The Washington Establishment is a curious beast. It sees itself as responsible for the success of American foreign and business policy. Those are its first and highest priorities. The truth comes somewhere further down the line. Because they put their priorities in this order, they are vulnerable to making the same mistakes that the intelligence community, especially the CIA, repeatedly makes. The CIA answers to the President and the National Security Council. The Congress has some oversight (not nearly enough) and they can ask the CIA to give them information. But the CIA exists to serve the executive branch. And if the executive branch decides that New Zealand is the most evil, dictatorial, terrorist supporting, WMD proliferating, drug-running regime in the entire world? Well, then the CIA is damn well going to do their darnedest to convince the world of the evils of New Zealand.
They won’t do it easily. They’ll gripe. They’ll leak. There will be resignations. But they’ll do it because once the President sets a policy, no matter how hare-brained and delusional, it is their duty to try to make it work. And that is, albeit to a much lesser extent, also the view of the Washington Establishment.
But, after four years of disaster after disaster and deterioration after deterioration, the Washington Establishment finds themselves in a bind. The people have decided that the national interests are not the President’s interests and that the nation’s interests cannot be advanced by following the President’s interests. Congress is beginning to respond to this and we see the evidence most plainly in the competing resolutions in the Senate against any increase in our troop levels in Iraq.
The Bush administration lost the editorial board of the New York Times a long time ago. The NYT’s editorial board has become increasingly shrill and vituperative in their criticism of torture, detainee treatment, habeas corpus, the war in Iraq, and domestic surveillance. The Washington Post editorial board, however, has more nearly parroted Joe Lieberman’s advice that we criticize a President in a time of war at our peril. But the nation and, yes even the Senate, has passed the Washington Post by. And they still don’t get it. Here’s their review of Bush’s SOTU speech.

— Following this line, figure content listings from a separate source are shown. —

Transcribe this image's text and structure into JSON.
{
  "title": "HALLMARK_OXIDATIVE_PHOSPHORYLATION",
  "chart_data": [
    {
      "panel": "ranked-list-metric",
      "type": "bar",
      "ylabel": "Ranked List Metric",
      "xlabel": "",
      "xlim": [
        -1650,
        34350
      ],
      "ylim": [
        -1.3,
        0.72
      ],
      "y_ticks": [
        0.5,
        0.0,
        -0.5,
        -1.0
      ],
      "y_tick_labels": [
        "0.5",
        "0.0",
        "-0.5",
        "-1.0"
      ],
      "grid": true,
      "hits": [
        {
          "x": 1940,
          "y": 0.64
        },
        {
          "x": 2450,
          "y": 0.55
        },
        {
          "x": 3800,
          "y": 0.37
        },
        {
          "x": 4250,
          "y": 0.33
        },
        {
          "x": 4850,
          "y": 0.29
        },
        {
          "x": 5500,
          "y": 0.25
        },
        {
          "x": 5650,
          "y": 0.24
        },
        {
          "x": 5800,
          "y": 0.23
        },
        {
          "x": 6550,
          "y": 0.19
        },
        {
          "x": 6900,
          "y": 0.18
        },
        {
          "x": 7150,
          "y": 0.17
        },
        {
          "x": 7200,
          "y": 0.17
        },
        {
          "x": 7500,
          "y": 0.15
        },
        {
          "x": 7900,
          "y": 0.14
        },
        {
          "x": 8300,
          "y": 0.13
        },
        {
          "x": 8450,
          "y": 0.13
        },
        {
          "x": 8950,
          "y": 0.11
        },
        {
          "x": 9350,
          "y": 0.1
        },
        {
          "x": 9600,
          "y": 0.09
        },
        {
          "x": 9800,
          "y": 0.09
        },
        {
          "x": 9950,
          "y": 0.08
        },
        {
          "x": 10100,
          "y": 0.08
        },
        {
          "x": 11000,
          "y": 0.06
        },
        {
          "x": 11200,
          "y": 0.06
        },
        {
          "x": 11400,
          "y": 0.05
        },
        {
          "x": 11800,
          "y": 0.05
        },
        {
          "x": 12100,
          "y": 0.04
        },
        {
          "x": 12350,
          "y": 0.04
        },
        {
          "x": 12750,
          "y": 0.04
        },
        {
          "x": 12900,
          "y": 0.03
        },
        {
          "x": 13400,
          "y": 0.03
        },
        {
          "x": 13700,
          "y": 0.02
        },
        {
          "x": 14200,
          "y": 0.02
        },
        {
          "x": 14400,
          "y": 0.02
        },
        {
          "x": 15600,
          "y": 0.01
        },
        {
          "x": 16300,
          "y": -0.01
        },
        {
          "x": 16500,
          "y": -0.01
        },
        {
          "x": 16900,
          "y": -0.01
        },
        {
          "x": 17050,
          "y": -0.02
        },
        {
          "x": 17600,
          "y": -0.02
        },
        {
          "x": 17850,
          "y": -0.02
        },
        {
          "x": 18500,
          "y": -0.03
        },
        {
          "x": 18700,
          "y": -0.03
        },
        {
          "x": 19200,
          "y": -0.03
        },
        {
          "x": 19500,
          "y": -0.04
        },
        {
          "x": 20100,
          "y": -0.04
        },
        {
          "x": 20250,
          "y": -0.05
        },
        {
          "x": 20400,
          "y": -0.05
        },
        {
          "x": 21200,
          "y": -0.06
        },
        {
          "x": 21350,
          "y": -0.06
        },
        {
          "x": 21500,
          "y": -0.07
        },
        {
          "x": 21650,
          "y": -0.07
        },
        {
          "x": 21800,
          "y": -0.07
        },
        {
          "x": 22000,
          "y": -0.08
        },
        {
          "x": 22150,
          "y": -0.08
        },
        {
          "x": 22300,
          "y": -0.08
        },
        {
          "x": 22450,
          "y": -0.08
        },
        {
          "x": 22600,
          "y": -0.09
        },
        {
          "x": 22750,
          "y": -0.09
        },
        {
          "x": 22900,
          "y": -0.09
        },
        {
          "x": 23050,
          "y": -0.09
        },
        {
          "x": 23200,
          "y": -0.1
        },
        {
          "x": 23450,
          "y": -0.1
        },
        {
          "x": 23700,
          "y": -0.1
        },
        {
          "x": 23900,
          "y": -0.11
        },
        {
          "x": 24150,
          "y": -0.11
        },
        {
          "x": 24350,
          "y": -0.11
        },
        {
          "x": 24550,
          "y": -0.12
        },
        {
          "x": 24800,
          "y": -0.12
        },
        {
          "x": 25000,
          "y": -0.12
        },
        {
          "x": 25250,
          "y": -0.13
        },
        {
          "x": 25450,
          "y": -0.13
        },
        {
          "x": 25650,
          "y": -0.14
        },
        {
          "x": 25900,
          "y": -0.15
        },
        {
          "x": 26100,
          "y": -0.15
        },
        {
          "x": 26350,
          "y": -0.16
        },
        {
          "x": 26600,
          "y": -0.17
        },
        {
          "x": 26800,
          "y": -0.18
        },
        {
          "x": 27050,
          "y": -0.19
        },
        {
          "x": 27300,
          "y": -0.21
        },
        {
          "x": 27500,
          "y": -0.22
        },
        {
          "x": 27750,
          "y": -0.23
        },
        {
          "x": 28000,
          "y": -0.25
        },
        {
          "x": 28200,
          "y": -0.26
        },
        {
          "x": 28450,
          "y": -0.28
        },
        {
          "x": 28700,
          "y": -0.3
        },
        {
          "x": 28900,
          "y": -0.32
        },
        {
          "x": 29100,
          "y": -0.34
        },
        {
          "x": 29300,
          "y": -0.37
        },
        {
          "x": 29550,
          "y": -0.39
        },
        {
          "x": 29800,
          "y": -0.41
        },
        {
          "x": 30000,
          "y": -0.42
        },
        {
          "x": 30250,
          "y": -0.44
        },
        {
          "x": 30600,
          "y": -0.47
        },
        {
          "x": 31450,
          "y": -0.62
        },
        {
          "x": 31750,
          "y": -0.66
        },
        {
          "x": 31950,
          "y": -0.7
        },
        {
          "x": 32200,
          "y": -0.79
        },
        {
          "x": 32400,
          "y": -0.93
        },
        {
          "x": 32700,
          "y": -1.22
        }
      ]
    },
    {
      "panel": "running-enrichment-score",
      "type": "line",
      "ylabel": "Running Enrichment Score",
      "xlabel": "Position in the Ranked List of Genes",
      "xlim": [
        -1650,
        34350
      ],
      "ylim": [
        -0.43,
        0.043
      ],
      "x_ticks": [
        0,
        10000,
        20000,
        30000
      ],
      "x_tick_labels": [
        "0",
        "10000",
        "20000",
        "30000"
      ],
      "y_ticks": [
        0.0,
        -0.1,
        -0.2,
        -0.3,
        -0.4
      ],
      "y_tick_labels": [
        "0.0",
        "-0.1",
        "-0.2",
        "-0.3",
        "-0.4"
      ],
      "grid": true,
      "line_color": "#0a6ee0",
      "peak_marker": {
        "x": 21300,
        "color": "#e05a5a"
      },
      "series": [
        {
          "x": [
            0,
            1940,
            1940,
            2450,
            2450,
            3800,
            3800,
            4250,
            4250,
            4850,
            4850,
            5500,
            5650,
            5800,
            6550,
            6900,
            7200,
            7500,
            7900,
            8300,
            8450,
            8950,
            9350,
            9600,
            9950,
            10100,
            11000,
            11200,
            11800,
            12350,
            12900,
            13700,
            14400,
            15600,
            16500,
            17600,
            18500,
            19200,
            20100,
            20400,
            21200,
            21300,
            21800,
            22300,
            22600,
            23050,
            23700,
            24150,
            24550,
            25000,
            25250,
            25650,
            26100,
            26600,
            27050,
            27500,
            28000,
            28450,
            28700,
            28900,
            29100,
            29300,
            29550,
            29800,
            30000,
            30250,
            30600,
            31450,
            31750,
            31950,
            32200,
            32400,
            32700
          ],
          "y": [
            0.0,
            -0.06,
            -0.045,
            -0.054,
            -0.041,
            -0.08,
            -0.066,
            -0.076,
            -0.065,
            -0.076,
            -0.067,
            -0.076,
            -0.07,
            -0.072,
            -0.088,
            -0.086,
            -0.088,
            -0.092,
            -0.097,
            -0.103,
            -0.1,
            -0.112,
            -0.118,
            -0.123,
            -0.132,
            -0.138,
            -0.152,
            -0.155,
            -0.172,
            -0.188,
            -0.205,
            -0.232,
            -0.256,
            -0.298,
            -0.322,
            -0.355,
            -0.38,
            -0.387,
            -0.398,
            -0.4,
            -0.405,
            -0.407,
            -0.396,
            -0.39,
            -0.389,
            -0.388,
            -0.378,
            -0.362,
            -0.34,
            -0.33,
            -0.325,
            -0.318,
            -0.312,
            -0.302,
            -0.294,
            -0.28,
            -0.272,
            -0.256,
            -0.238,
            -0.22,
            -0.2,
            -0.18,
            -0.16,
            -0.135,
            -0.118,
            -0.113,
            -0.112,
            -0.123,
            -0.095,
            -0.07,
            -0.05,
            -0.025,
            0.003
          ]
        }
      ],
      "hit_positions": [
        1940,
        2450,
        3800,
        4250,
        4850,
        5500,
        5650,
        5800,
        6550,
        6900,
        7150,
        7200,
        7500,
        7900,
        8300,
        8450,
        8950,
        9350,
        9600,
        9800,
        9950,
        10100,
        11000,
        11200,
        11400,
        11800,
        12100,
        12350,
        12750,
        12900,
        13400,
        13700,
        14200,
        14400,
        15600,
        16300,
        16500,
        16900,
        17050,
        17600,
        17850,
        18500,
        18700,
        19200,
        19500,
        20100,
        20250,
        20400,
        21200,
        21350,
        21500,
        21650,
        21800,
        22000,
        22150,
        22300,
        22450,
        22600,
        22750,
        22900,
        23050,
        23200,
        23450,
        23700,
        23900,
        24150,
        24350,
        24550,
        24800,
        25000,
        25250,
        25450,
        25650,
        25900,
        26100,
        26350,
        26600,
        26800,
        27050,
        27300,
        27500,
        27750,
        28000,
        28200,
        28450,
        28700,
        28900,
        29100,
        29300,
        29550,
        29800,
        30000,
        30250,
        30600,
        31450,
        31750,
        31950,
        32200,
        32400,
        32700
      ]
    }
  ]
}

He missed key opportunities to put forward areas for such cooperation — and in the past six years, he’s done much to persuade Democrats that they have little to gain from partnership. Nonetheless, in the new political order that will dominate the final two years of the Bush presidency, it may be in the Democrats’ interest as well as the nation’s to seek bipartisan accomplishment. On energy, health care, education and immigration, Mr. Bush last night offered at least a reasonable basis for further discussion. Congress should engage, not reflexively dismiss.
Without getting into the details of Bush’s individual proposals, the fact of the matter is that his proposals are not reasonable. Teddy Kennedy, for example, has no incentive to even discuss Bush’s health care proposal. He wasn’t consulted, he doesn’t support it, his base doesn’t support it, and it’s terrible policy.
This is just a symptom of the greater problem, which is increasingly the elephant in the room. The Bush administration cannot govern. They are detached from reality. They are a liability to everyone that associates with them, including all of our allies around the world. Every day they remain in office is a day where American interests are damaged. They need to be impeached and thrown into Nixon’s scrapheap of history. Anyone that doesn’t know this is also detached from reality.
Bush has almost impossibly low approval ratings. The Washington Post and the Washington Establishment’s poll ratings must be similarly low and it is a direct result of their confusing their role. Their role has never been, like the CIA, to carry water for the executive branch. By acting like that is their role, they have helped lead this nation down a rathole. And their reputation, diminished as it is, is well deserved. Journalism is about the truth. A free press is our guarantor of good government. When our Establishment press fails to do their job, our current circumstances are the result.
When articles like Glenn Kessler’s start appearing on the front-page of the Washington Post I will begin to believe that the Washington Post gets it. But until they begin agitating for impeachment I won’t have much respect for them. Impeachment is the absolutely essential prerequisite for restoring faith in the U.S. government and the U.S. Establishment press.